Shape metal.

Apparatus manufacturing has the longest tradition at KSK. Most of the constructions we manufacture in the area of melting and recycling units and in the area of exhaust gas cooling are designed as pipe constructions. In order to meet more specific requirements, we also regularly use special designs with cooling channels or half shells. Depending on the application, we process boiler steel, stainless steel and copper in various grades.

Boilers and pressure vessels

Apparatus manufacturing is a branch of mechanical engineering (related to plant engineering) and deals with the design, manufacture and layout of special apparatus. The design and manufacture of apparatus requires extensive knowledge of manufacturing theory, materials science, fluid mechanics and design theory. Apparatus engineering usually involves the manufacture of containers whose parts and components are made of different materials. In many cases, the equipment is used in technological processes such as steel production, recycling or energy. At KSK, we have been supplying special designs in the field of apparatus engineering for almost 40 years. Our apparatuses not only consist of a tubular body, but are also heat exchangers and pressure vessels or steam boilers.

In apparatus engineering, the pressure vessel is defined by a specific function (storage, filtration, heat transfer). In particular, pressure vessels are closed vessels in which the internal pressure is higher than the ambient pressure. A pressure vessel is a closed container that contains a liquid or a gas. The operation of pressure vessels is defined for a specific installation site.

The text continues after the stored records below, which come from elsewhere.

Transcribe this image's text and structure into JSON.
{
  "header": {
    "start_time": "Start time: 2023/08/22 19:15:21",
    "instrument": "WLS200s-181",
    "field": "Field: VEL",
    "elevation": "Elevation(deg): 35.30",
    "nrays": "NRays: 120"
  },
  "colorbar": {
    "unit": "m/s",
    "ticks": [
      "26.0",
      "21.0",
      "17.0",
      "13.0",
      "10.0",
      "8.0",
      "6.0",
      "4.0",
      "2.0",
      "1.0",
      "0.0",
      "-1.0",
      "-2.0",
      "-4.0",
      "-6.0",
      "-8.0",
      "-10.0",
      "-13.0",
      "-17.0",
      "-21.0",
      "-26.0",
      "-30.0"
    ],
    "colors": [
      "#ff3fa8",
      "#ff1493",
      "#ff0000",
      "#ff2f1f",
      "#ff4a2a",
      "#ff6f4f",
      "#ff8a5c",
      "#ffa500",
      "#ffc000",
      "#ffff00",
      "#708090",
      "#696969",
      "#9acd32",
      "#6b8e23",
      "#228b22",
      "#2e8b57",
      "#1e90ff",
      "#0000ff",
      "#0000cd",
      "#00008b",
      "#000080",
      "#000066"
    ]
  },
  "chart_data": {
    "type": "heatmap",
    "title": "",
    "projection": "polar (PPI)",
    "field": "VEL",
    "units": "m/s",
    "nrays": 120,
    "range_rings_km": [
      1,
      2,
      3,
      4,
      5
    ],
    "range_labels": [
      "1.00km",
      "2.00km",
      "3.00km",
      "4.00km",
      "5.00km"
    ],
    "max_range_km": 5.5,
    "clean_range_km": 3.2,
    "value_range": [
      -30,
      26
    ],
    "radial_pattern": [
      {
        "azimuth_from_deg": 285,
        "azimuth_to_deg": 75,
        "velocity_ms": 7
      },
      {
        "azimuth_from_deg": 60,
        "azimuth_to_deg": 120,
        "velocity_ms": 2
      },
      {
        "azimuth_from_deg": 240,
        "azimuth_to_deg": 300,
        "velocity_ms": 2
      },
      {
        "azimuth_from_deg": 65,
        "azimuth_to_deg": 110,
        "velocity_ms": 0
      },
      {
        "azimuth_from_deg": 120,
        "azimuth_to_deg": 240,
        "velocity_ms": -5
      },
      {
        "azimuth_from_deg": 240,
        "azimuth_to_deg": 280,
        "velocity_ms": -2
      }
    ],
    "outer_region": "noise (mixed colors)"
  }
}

Steam boilers are used to generate steam or hot water (above 110 °C) with the help of a furnace, an electric heater or waste heat. Pipelines that transport liquid are not pressure vessels. Pressure vessels of different sizes and shapes are manufactured for different purposes. Classic pressure vessels are preferably spherical, conical or cylindrical in shape. A typical design in apparatus engineering is the combination of a long cylinder with two bottoms. If you compare this form of apparatus construction with KSK's special apparatus - for example with a hot gas duct - it is noticeable that at first glance our apparatus construction does not have any bottoms and often does not even represent a closed body. So how can this be a pressure vessel in the sense of apparatus engineering? The answer is simple: the actual vessel is not the body (usually) formed from pipes, but the pipes themselves. These act as heat exchangers between the exhaus gas and the water flowing through them and are pressurized, as in 99% of cases they are in closed-loop cooling circuits.

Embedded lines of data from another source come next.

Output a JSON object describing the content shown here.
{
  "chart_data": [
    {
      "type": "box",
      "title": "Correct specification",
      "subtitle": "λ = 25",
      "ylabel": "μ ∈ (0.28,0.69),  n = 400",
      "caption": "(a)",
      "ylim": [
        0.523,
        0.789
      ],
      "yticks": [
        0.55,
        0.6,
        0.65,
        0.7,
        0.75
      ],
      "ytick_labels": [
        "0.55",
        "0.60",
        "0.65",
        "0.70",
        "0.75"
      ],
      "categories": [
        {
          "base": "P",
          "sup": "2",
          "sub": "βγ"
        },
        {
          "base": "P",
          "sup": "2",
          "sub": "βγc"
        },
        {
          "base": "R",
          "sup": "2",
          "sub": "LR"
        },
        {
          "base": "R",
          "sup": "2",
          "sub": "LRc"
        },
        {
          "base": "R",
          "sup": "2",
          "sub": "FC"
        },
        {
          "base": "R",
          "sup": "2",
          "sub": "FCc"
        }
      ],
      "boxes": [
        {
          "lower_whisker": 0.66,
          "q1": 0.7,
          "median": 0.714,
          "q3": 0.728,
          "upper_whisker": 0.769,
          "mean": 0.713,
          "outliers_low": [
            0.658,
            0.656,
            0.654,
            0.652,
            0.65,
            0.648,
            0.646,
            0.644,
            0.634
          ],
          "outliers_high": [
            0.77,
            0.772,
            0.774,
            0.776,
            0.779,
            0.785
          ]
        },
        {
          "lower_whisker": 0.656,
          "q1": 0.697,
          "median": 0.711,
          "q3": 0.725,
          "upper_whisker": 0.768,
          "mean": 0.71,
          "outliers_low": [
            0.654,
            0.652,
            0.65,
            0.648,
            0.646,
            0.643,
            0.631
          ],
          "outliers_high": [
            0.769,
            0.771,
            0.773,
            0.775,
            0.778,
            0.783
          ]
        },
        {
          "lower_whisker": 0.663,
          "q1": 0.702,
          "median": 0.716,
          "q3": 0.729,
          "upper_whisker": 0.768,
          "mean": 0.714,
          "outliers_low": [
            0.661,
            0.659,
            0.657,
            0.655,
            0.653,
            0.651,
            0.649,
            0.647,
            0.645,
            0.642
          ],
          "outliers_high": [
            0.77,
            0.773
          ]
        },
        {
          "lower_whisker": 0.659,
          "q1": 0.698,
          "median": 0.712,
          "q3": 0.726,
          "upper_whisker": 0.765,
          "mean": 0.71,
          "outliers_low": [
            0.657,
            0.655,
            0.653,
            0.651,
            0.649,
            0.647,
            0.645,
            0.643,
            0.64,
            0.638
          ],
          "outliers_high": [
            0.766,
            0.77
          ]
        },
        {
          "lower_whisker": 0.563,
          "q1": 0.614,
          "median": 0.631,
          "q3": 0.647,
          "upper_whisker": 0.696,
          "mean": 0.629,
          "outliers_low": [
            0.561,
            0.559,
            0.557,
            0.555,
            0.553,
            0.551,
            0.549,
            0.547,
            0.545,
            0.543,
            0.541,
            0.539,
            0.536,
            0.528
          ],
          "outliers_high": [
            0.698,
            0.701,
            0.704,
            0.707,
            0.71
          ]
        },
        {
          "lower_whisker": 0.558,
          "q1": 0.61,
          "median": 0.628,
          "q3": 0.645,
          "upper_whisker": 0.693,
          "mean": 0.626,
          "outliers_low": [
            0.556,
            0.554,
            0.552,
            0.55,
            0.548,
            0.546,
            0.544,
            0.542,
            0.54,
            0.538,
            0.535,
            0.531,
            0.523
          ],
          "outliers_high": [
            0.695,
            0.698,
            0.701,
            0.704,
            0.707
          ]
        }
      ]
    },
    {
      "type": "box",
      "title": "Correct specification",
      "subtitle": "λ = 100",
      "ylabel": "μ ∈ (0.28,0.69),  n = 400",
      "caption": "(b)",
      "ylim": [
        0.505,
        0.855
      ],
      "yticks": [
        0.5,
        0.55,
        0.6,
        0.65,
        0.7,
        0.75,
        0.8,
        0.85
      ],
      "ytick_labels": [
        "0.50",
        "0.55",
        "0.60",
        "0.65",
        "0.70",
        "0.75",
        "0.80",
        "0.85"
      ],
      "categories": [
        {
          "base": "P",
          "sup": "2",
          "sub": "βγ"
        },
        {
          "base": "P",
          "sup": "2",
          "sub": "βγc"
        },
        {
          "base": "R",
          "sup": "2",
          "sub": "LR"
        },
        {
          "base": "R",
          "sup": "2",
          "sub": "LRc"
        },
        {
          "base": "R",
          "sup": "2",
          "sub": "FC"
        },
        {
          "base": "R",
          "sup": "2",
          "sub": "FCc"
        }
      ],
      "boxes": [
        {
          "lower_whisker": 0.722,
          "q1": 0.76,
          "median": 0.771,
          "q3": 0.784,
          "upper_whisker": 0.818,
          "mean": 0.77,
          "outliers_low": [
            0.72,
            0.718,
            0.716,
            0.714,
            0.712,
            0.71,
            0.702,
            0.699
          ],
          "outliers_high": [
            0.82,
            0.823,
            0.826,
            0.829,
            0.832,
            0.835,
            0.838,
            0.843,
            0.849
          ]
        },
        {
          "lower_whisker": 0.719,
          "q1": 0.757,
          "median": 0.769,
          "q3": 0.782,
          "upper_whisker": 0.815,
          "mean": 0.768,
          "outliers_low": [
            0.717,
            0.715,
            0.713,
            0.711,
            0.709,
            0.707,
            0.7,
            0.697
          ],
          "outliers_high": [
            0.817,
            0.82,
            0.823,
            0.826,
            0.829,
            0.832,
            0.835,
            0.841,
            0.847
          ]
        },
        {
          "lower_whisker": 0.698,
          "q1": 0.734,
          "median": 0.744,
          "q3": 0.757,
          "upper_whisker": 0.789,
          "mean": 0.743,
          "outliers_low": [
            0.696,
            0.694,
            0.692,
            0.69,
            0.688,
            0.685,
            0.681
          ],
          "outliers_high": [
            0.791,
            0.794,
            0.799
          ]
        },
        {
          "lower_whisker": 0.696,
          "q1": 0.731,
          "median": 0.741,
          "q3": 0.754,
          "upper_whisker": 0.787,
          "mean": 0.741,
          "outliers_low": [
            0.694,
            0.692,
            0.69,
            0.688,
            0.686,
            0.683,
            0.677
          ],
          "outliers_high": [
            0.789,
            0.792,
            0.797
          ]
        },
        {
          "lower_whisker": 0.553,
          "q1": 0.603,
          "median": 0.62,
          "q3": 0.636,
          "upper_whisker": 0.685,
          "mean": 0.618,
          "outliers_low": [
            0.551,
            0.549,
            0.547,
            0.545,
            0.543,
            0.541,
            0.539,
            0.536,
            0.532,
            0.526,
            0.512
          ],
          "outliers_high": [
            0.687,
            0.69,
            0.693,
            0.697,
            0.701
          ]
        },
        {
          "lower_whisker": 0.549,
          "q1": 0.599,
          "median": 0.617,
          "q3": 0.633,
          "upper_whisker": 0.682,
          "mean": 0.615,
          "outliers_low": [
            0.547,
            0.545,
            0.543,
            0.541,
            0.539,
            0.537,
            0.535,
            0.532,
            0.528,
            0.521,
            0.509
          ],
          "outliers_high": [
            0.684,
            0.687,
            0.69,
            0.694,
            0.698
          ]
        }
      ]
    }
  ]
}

Trust is good, testing is better

The manufacture and assembly of vessels is a central component of apparatus engineering. The manufacture of pressure vessels or vacuum vessels must meet the strictest safety requirements, which are regulated in the Pressure Equipment Directive 2014/68/EU (harmonization of the laws of the Member States relating to the making available on the market of pressure equipment, specifies the requirements for pressure equipment to be placed on the market within the European Economic Area). In KSK's apparatus engineering, pressure vessels essentially fall into two categories of the Pressure Equipment Directive:

- 'Good engineering practice' according to Article 4(3) of the PED means that the pressure equipment has been designed taking into account all relevant factors affecting its safety.

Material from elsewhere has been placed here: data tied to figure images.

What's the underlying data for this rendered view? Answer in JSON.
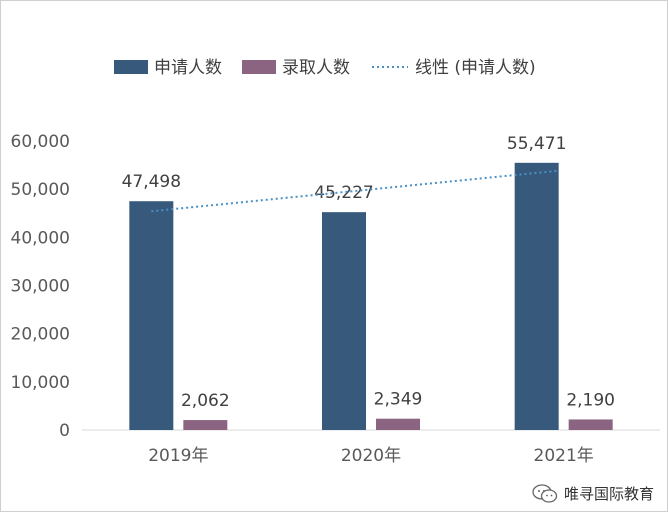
{
  "watermark": {
    "text": "唯寻国际教育",
    "icon": "wechat-icon"
  },
  "chart_data": {
    "type": "bar",
    "title": "",
    "xlabel": "",
    "ylabel": "",
    "categories": [
      "2019年",
      "2020年",
      "2021年"
    ],
    "series": [
      {
        "name": "申请人数",
        "values": [
          47498,
          45227,
          55471
        ],
        "color": "#375a7c"
      },
      {
        "name": "录取人数",
        "values": [
          2062,
          2349,
          2190
        ],
        "color": "#8a6481"
      }
    ],
    "data_labels": [
      [
        "47,498",
        "45,227",
        "55,471"
      ],
      [
        "2,062",
        "2,349",
        "2,190"
      ]
    ],
    "trendline": {
      "name": "线性 (申请人数)",
      "type": "linear",
      "of_series": "申请人数",
      "style": "dotted",
      "color": "#4a90c4"
    },
    "ylim": [
      0,
      60000
    ],
    "yticks": [
      0,
      10000,
      20000,
      30000,
      40000,
      50000,
      60000
    ],
    "ytick_labels": [
      "0",
      "10,000",
      "20,000",
      "30,000",
      "40,000",
      "50,000",
      "60,000"
    ],
    "grid": false,
    "legend": {
      "position": "top"
    }
  }
}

- Category IV, Module G (individual testing)

Unit verification ensures the highest possible product safety and versatility. The notified body examines the technical documentation and inspects the pressure equipment. After a positive test result, the notified body issues a certificate of conformity. This is the basis for the manufacturer to issue a declaration of conformity and CE marking. Before construction begins, the manufacturer must submit drawings in original size for approval by the purchaser and the testing body. In addition to dimensions and thickness specifications, these drawings must contain the following information:

- Application welding method

- Important welding details

- Heat treatment processes applied

- Requirements for non-destructive testing

- Test pressure

Apparatus manufacturers are often required to maintain a material identification system so that all materials in the finished pressure vessel can be traced. During the apparatus manufacturing process, each pressure vessel must be inspected by a notified body. The standard specifies the steps from receipt of raw materials to packaging of finished products that must be inspected by the agency. For example, a customer may request further inspections of the internals. The manufacturer must specify the welding procedures used in the manufacture of the pressure vessel and provide test specimens that match the material and thickness used in the actual pressure vessel. The inspection body shall generally supervise the preparation and testing of these test pieces unless certified test pieces are already available. Welders must pass a certification test in apparatus fabrication to show that they can produce weld joints identical to those in a real vessel. An accredited certification body authenticates these certificates for welders in apparatus engineering.